The report is based on material from 27,000 interrogations with more than 4,000 captured Taliban, al-Qaeda and other foreign fighters and civilians.

The report notes: "Pakistan's manipulation of the Taliban senior leadership continues unabatedly".

It also says that Pakistan is aware of the locations of senior Taliban leaders.

"Senior Taliban representatives, such as Nasiruddin Haqqani, maintain residences in the immediate vicinity of ISI headquarters in Islamabad," it said.

It quotes a senior al-Qaeda detainee as saying: "Pakistan knows everything. They control everything. I can't [expletive] on a tree in Kunar without them knowing. The Taliban are not Islam. The Taliban are Islamabad."

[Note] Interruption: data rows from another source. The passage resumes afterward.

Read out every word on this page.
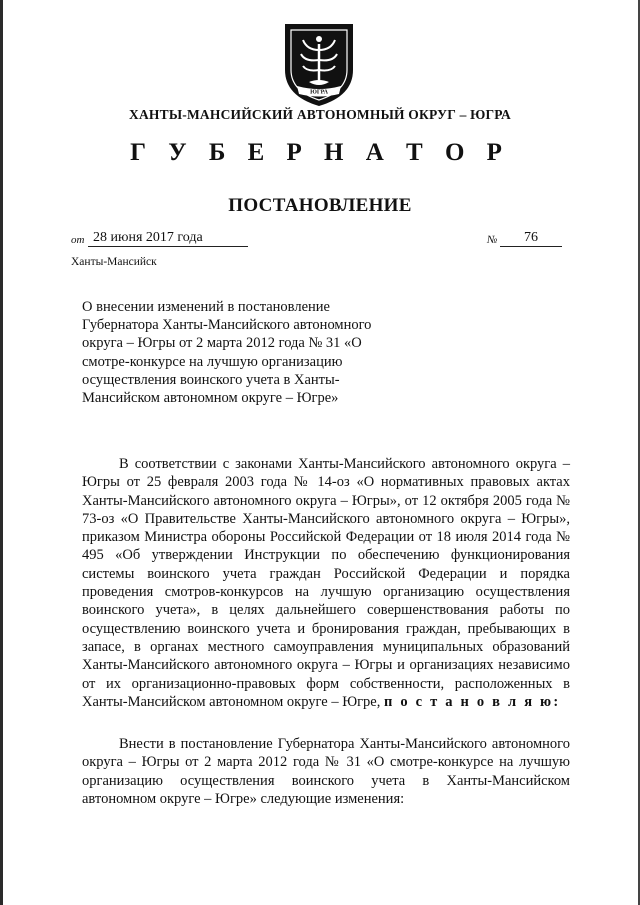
ЮГРА
ХАНТЫ-МАНСИЙСКИЙ АВТОНОМНЫЙ ОКРУГ – ЮГРА
Г У Б Е Р Н А Т О Р
ПОСТАНОВЛЕНИЕ
от 28 июня 2017 года	№	76
Ханты-Мансийск

О внесении изменений в постановление Губернатора Ханты-Мансийского автономного округа – Югры от 2 марта 2012 года № 31 «О смотре-конкурсе на лучшую организацию осуществления воинского учета в Ханты-Мансийском автономном округе – Югре»

В соответствии с законами Ханты-Мансийского автономного округа – Югры от 25 февраля 2003 года № 14-оз «О нормативных правовых актах Ханты-Мансийского автономного округа – Югры», от 12 октября 2005 года № 73-оз «О Правительстве Ханты-Мансийского автономного округа – Югры», приказом Министра обороны Российской Федерации от 18 июля 2014 года № 495 «Об утверждении Инструкции по обеспечению функционирования системы воинского учета граждан Российской Федерации и порядка проведения смотров-конкурсов на лучшую организацию осуществления воинского учета», в целях дальнейшего совершенствования работы по осуществлению воинского учета и бронирования граждан, пребывающих в запасе, в органах местного самоуправления муниципальных образований Ханты-Мансийского автономного округа – Югры и организациях независимо от их организационно-правовых форм собственности, расположенных в Ханты-Мансийском автономном округе – Югре, п о с т а н о в л я ю:

Внести в постановление Губернатора Ханты-Мансийского автономного округа – Югры от 2 марта 2012 года № 31 «О смотре-конкурсе на лучшую организацию осуществления воинского учета в Ханты-Мансийском автономном округе – Югре» следующие изменения:
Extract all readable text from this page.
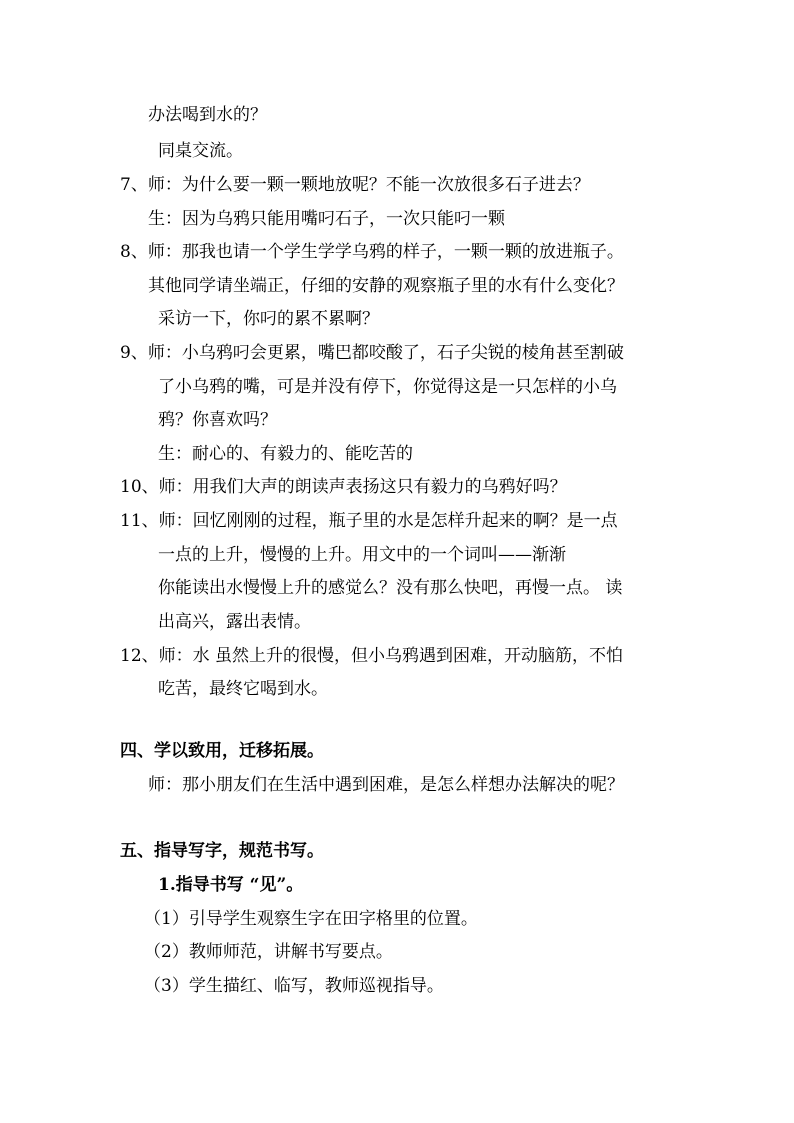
办法喝到水的？
同桌交流。
7、师：为什么要一颗一颗地放呢？不能一次放很多石子进去？
生：因为乌鸦只能用嘴叼石子，一次只能叼一颗
8、师：那我也请一个学生学学乌鸦的样子，一颗一颗的放进瓶子。
其他同学请坐端正，仔细的安静的观察瓶子里的水有什么变化？
采访一下，你叼的累不累啊？
9、师：小乌鸦叼会更累，嘴巴都咬酸了，石子尖锐的棱角甚至割破
了小乌鸦的嘴，可是并没有停下，你觉得这是一只怎样的小乌
鸦？你喜欢吗？
生：耐心的、有毅力的、能吃苦的
10、师：用我们大声的朗读声表扬这只有毅力的乌鸦好吗？
11、师：回忆刚刚的过程，瓶子里的水是怎样升起来的啊？是一点
一点的上升，慢慢的上升。用文中的一个词叫——渐渐
你能读出水慢慢上升的感觉么？没有那么快吧，再慢一点。 读
出高兴，露出表情。
12、师：水 虽然上升的很慢，但小乌鸦遇到困难，开动脑筋，不怕
吃苦，最终它喝到水。
四、学以致用，迁移拓展。
师：那小朋友们在生活中遇到困难，是怎么样想办法解决的呢？
五、指导写字，规范书写。
1.指导书写 “见”。
（1）引导学生观察生字在田字格里的位置。
（2）教师师范，讲解书写要点。
（3）学生描红、临写，教师巡视指导。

Pakistan is finding it harder to convince outsiders it is not helping the Afghan Taliban and giving safe haven to its leaders.

In effect, the accusation is that Pakistan is betting on the insurgents being the strongest power in Afghanistan and most likely ally once Nato leaves - something Islamabad of course strenuously denies.

The leak of this report comes at a particularly sensitive time. Pakistan is already blocking the supply route to coalition forces in Afghanistan, following a Nato attack in which 24 Pakistani soldiers were killed.

With increasing pressure being heaped on Pakistan, public support here for formally ending co-operation with the West simply grows.

Our correspondent says the report seems to suggest that the Taliban feel trapped by ISI control and fear they will never escape its influence.

However, it states: "As this document is derived directly from insurgents it should be considered informational and not necessarily analytical."

Adm Mike Mullen, former chairman of the US Joint Chiefs of Staff, has explained Pakistan's closeness to the Afghan Taliban by pointing to infiltration of its army by the religious right, but he also says it is part of a grand strategy to increase leverage in the region via "proxies".

Despite Nato's strategy to secure the country with Afghan forces, the secret document details widespread collaboration between the insurgents and Afghan police and military.

Lt Col Jimmie Cummings, a spokesman for Nato's International Security Assistance Force (Isaf) in Afghanistan, said the document was "a classified internal document that is not meant to be released to the public".

"It is a matter of policy that documents that are classified are not discussed under any circumstances," he said.

The report also depicts the depth of continuing support among the Afghan population for the Taliban, our correspondent says.

It paints a picture of al-Qaeda's influence diminishing but the Taliban's influence increasing, he adds.

Taliban influence

In a damning conclusion, the document says that in the last year there has been unprecedented interest, even from members of the Afghan government, in joining the Taliban cause.

It adds: "Afghan civilians frequently prefer Taliban governance over the Afghan government, usually as a result of government corruption."

The report has evidence that the Taliban are purposely hastening Nato's withdrawal by deliberately reducing their attacks in some areas and then initiating a comprehensive hearts-and-minds campaign.

It says that in areas where Isaf has withdrawn, Taliban influence has increased, often with little or no resistance from government security forces. And in many cases, with the active help of the Afghan police and army.

When foreign soldiers leave, Afghan security forces are expected to take control.
The report says that surrender is far from their collective mindset.

"For the moment, they believe that continuing the fight and expanding Taliban governance are their only viable courses of action," it adds.

According to the report, rifles, pistols and heavy weapons have been sold by Afghan security forces in bazaars in Pakistan.

The report adds that Taliban members "do not receive salaries or other financial incentives for their work", but their operations are funded by the narcotics trade and they frequently take a cut from the trade.

Their main revenue, though, is from donations, and they travel around the country from door to door making no secret of their affliation, it says.